Modi’s Kashmir move is biggest test for Indian democracy – and for the silent liberals

    06-Aug-2019


Neeti Nair
BJP is so convinced about the lack of support for its move in Kashmir that it has brought in even more troops to maintain ‘law and order’.
Kashmir is in lockdown. The special status of Jammu and Kashmir has been ‘scrapped’ as though it were a mere doodle, and not the only semblance of legal fiction that continues to tie India to Kashmir.
To be fair to the Bharatiya Janata Party, this had always been on its agenda. Writing in The Illustrated Weekly of India in June 1993, then-BJP vice-president and spokesperson K.R. Malkani had outlined his party’s solution for the Kashmir problem. Article 370 was “temporary and transitional” and “must go. But it can go only when there is a two-thirds majority for it in Parliament. That is going to take some time. And the BJP would avail of this time to convince everybody, and particularly the Kashmiris, that Article 370 is not good for anybody. It has only acted as a cover for corruption and irresponsibility. Once it is gone, Kashmir will have the same rights and responsibilities as Punjab and Bengal.”
Twenty-six years later, the BJP has the majority in Parliament to push through its solution for the Kashmir problem. But it has convinced no one in Kashmir, not even its erstwhile coalition partner, the People’s Democratic Party, whose leader Mehbooba Mufti is under house arrest. In fact, the BJP is so convinced about the lack of support for its move that it has brought in even more numbers of troops to maintain “law and order” and used the inspired device of shutting down the internet and all phone connectivity.
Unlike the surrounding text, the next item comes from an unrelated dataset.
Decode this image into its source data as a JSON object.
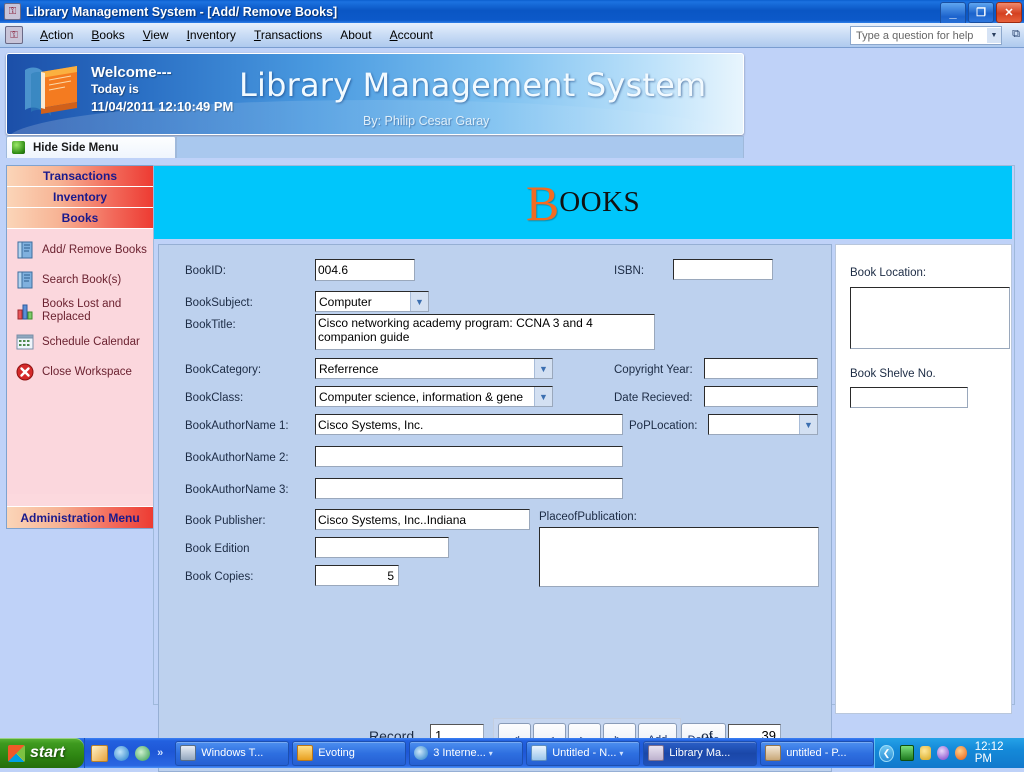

So monumental is the folly of the BJP that even the discredited Mufti has summoned the courage to call a spade a spade. Speaking to the BBC, she noted that this was to “occupy our land”, “reduce us to a minority and disempower us totally.”
Not a new day for Kashmiris
Kashmiris who experience daily humiliations at the hands of an extraordinary military deployment would point out that this too has been true for the last thirty years. Their lands – schools, colleges – have been taken over by the military, their bodies have been searched, concertina wires have taken over their pavements, and bunkers overrun their famed gardens. Kashmiris who come to India to study in schools and colleges will also point to the instances they have been harassed, picked up by the police, accused of terrorism, and detained for close to two decades on trumped-up charges. The idea of India as a site of diversity and respect for all religions died three decades ago in Kashmir. The silence of liberals on the situation in Kashmir, who otherwise routinely extol India’s democracy, has been deafening. Speak to Kashmiris and they will tell you they understand too well the meaning of that silence.
Historian Mridu Rai has noted the “resolute commitment” of most Kashmiris to remain non-violent thus far, “in the face of the gravest provocations.” In this, Kashmiris have been following the greatest example and export India has ever produced: Mahatma Gandhi. Yet, it cannot be foretold how this latest abandonment of democratic principles in Kashmir will play out. The strategic deployment of additional troops in the last week suggests that the government expects backlash on a large scale, and, will be more than willing, as usual, to set aside all norms of war to bring peace to Kashmir. “They make a desolation and call it peace,” as Agha Shahid Ali, Kashmir’s most famous poet, once wrote.
In The Retreat of Western Liberalism, Edward Luce optimistically prophesies: “Though Narendra Modi … harbours Bonapartist traits, it is hard to imagine he would try to close down the system. It is still harder to see how he would succeed. So ingrained is India’s culture of noisy dissent and sheer pluralism that I would rate democracy as now safer in India than in parts of the West.” And then he adds that the “biggest thing India has going for it is growth.”
Kashmiriat not part of BJP agenda
What has happened now is that growth has diminished and Modi’s well-known Bonapartist tendencies, helped by the BJP’s longtime agenda, have come to the fore. The ‘scrapping’ of Article 370, without even the fig leaf of a debate, is Indian democracy’s most severe test.
In the conclusion to his 1993 piece, Malkani had suggested that as and when the Kashmir Valley is set up as a state, the language “Kashmiri must be introduced as the medium of instruction and administration…[to] strengthen and revive Kashmiriat and checkmate the appeal and influence of Pakistan.” The BJP of today has no interest in reviving any such idea of Kashmiriat; it only seeks to impose its idea of a Hindu Rashtra on what it imagines is a crushed and hopeless people.
Will the fifth of August be the day that marked the point of no return for Kashmiris’ divorce from India, or will it be the day that India’s hollowed-out liberal opposition finally found its voice? Where’s the evidence for India’s noisy dissent and pluralism?
Courtesy : theprint.in
Neeti Nair is Associate Professor of History at the University of Virginia and Public Policy Fellow at the Woodrow Wilson International Center for Scholars. Views are personal.